A new era of storage: Open compute with RISC-V and memory fabrics
February 21, 2018
Story
In the last few years, we have witnessed a massive change in how data is generated, processed and further leveraged to garner additional value and intelligence.
In the last few years, we have witnessed a massive change in how data is generated, processed, and further leveraged to garner additional value and intelligence, all influenced by the emergence of new computational models based on deep learning and neural network applications. This profound change started in the data center where deep learning techniques were used to offer insights into vast data volumes, mostly to classify and/or recognize images, enable natural language or speech processing, or understand, generate, or successfully learn how to play complex strategy games. The change has also brought a wave of more power-efficient compute devices (based on GP-GPUs and FPGAs) created specifically for these classes of problems, and later included fully customized ASICs, further accelerating and increasing the compute capabilities of these deep learning-based systems.
Big Data and Fast Data
Big Data applications use specialty GP-GPU, FPGA and ASIC processors to analyze large datasets with deep learning techniques, and unmask trends, patterns, and associations, enabling image recognition, speech recognition, among others. As such, Big Data is based on information largely from the past, or rested data that typically resides in a cloud. A frequent outcome of a Big Data analysis is a “trained” neural network capable of executing a specific task, such as recognizing and tagging all faces in an image or video sequence. Voice recognition also demonstrates the power of the neural network.
The task is best executed by specialized engines (or inference engines), which reside directly on the edge device and led by a Fast Data application (Figure 1). By processing data captured locally at the edge, Fast Data leverages algorithms derived from Big Data to provide real-time decisions and results. As Big Data provides insights derived from ‘what happened’ to ‘what will likely happen’ (predictive analysis), Fast Data delivers real-time actions that can improve business decisions, operations, and reduce inefficiencies, invariably affecting bottom line results. These methods may apply to a variety of edge and storage devices, such as cameras, smartphones and SSDs.
Compute on data
The new workloads are based on two scenarios: (1) training the large neural network on a specific workload, such as image or voice recognition; and (2) applying the trained (or ‘fitted’) neural network on edge devices. Both workloads require massive parallel data processing that includes the multiplication and convolution of large matrices. Optimal implementations of these compute functions require vector instructions that operate on large vectors or data arrays. RISC-V is an architecture and ecosystem well-suited for this type of application as it offers a standardization process supported by open source software that enable developers complete freedom to adopt, modify or even add proprietary vector instructions. Prominent RISC-V compute architecture opportunities are outlined in Figure 1.
Move data
The emergence of Fast Data and computations at the edge creates a factual consequence that moving all of the data back and forth to the cloud for computational analysis is not very efficient. First, it involves relatively large data latency transfers at long distances across the mobile network and Ethernet, which is not optimal for the image or speech recognition apps that MUST operate in real time. Second, computing at the edge allows for more scalable architectures, where image and speech processing, or in-memory compute operations on SSDs can be executed in a scalable fashion. As such, each added edge device brings an incremental increase in the computational power required. Optimization on how and when the data moves is a key factor in the scalability of new architectures.

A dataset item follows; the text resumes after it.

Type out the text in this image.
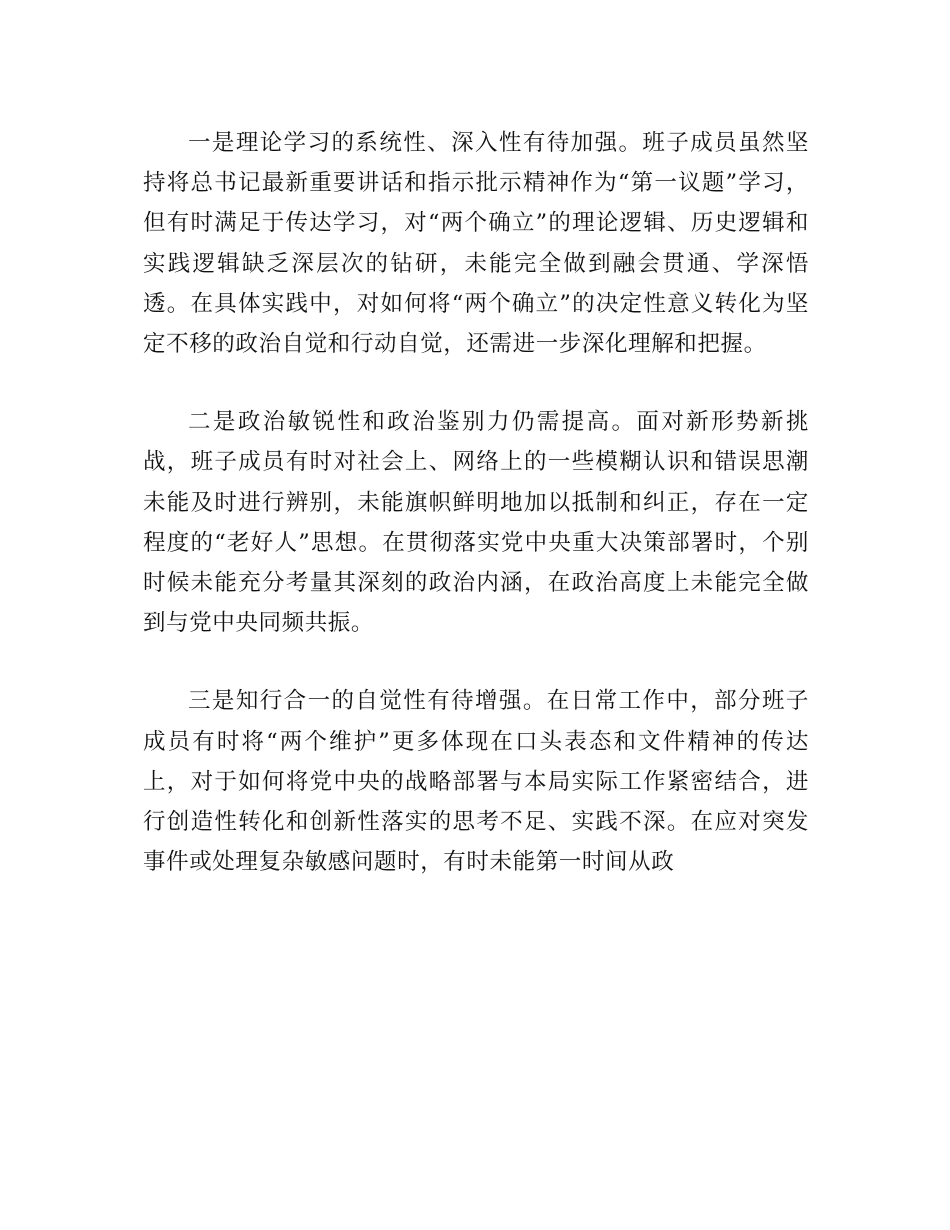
一是理论学习的系统性、深入性有待加强。班子成员虽然坚持将总书记最新重要讲话和指示批示精神作为“第一议题”学习，但有时满足于传达学习，对“两个确立”的理论逻辑、历史逻辑和实践逻辑缺乏深层次的钻研，未能完全做到融会贯通、学深悟透。在具体实践中，对如何将“两个确立”的决定性意义转化为坚定不移的政治自觉和行动自觉，还需进一步深化理解和把握。

二是政治敏锐性和政治鉴别力仍需提高。面对新形势新挑战，班子成员有时对社会上、网络上的一些模糊认识和错误思潮未能及时进行辨别，未能旗帜鲜明地加以抵制和纠正，存在一定程度的“老好人”思想。在贯彻落实党中央重大决策部署时，个别时候未能充分考量其深刻的政治内涵，在政治高度上未能完全做到与党中央同频共振。

三是知行合一的自觉性有待增强。在日常工作中，部分班子成员有时将“两个维护”更多体现在口头表态和文件精神的传达上，对于如何将党中央的战略部署与本局实际工作紧密结合，进行创造性转化和创新性落实的思考不足、实践不深。在应对突发事件或处理复杂敏感问题时，有时未能第一时间从政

Another similar, and important trend in how data is moved and accessed exists on the Big Data side and in the Cloud (Figure 2). The traditional computer architecture (Figure 2a) utilizes a slow peripheral bus that attaches to a number of other devices (e.g. dedicated machine learning accelerators, graphics cards, fast SSDs, smart networking controllers, etc.). The slow bus affects device utilization by limiting the communications capabilities between themselves, the main CPU, and main, potentially persistent memory. It is also not possible for this new class of computational devices to share memory amongst themselves, or with the main CPU, which results in wasteful and limited data movement across a slow bus.
There are several important industry trends emerging on how to improve data movement between different compute devices, such as the CPU and compute and network accelerators, as well as how the data is accessed in memory or fast storage. These new trends are focused on open standardization efforts that deliver faster, lower latency serial fabrics, and smarter logical protocols, enabling coherent access to shared memory.
Next generation data-centric computing
Future architectures will need to deploy open interfaces to persistent memory and cache-coherency-enabled fast busses (e.g. TileLink, RapidIO, OpenCAPI, and Gen-Z) that connect to compute accelerators, to not only improve performance substantially, but enable all devices to share memory and reduce unnecessary data movement.
The role of the CPU uncore and network interface controllers will grow as the key enablers for moving data. The CPU uncore component will have to support key memory and persistent memory interfaces (e.g. NVDIMM-P), as well as memory that resides close to the CPU. Smart and fast busses for compute accelerators, smart networking and remote persistent memory will also need to be implemented. Any device on the bus (e.g. CPUs, general-purpose or purpose-built compute accelerators, network adapters, storage or memory) can include their own compute resources with the ability to access shared memory (Figures 2b and 2c).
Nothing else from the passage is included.